Melanthina nodded. She didn’t seem nervous. While John would normally say that was proper with respect to the family’s guardian beast, it showed a lack of caution. She was safe and sheltered, never having experienced danger. This would be just a taste of it, but it might be overwhelming. It wasn’t something he wanted to subject a young child to, but Melanthina was mature for her age… and it should just be a little fright.

John unsealed the pot in his arms, which was bigger than his torso. He carefully poured some into the large bowl, liquid darkness settling into the vessel. Then Ciaritzal approached. Not being a physical beast, eating wasn’t a strict requirement. However, there were periods of hunger, more frequent during the period of reintegrating with lost shards of himself. What he desired most to devour was darkness elemental spiritual energy, in a manner much more violent than John could achieve with something like his Spiritual Energy Absorption technique.

That hunger could be felt, at least by cultivators. And those the triplets would only barely qualify as being in the first rank, they were excellent at sensing the particular elements they were naturally attuned to. John felt only a little bit of nervousness at the feeling, as he’d faced off against beasts with greater hunger- and actually directed at himself. Things that wanted to tear him apart. But while Ciaritzal wanted neither of those, he was hungry- and powerful. 

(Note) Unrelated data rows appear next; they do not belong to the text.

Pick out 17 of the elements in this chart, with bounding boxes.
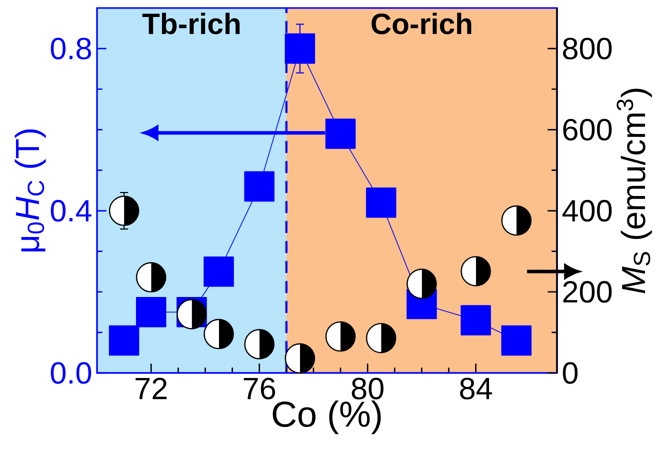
x-tick-label: 84 — [460, 378, 492, 400]
y-tick-label: 0.4 — [50, 200, 92, 222]
y-tick-label: 0.0 — [50, 362, 92, 384]
band-label: Tb-rich — [142, 12, 240, 34]
y2-tick-label: 0 — [562, 362, 578, 384]
x-tick-label: 72 — [136, 378, 167, 400]
y2-tick-label: 600 — [563, 118, 612, 141]
y-axis-title: μ$_{0}$H$_{C}$ (T) — [14, 129, 46, 252]
y2-axis-title: M$_{S}$ (emu/cm$^{3}$) — [616, 88, 652, 294]
x-tick-label: 80 — [352, 378, 384, 400]
y-tick-label: 0.8 — [50, 38, 91, 60]
x-tick-label: 76 — [244, 378, 276, 400]
y2-tick-label: 800 — [563, 38, 612, 60]
y2-tick-label: 200 — [563, 281, 612, 303]
band-label: Co-rich — [372, 12, 472, 34]
y2-tick-label: 400 — [562, 200, 612, 222]
x-axis-title: Co (%) — [272, 400, 381, 434]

Next to him Melanthina sat in her kneeling position, trembling. One hand unconsciously grabbed onto John’s sleeve. Ciaritzal approached, lapping at the spiritual energy- though the presence of a tongue did little compared to his natural ability to absorb the energy. John refilled the large bowl several times, until their offering was empty. Only then did Ciaritzal’s hunger fade.

Melanthina was quiet the whole time, including after they walked out. She seemed to be deep in thought. When they were almost back at the gates of the main complex of the Tenebach clan, she finally spoke. “… He was very hungry. We should feed him more often.”

Her hand still trembled as he held it in his, but John smiled at the strange compassion for a naturally terrifying beast of darkness. And it was a good way to introduce her to important duties… and pretend he was doing her a favor. “If you stay good, we can.”

He doubted that it would be a perfect solution, and she would doubtless search for things that didn’t get her in enough trouble that she wasn’t allowed to go, but that might actually be the best ultimate solution. There was no chance she wouldn’t get into a lot of trouble in her life, both of her own choices and because of her position. It was important that she be able to handle it.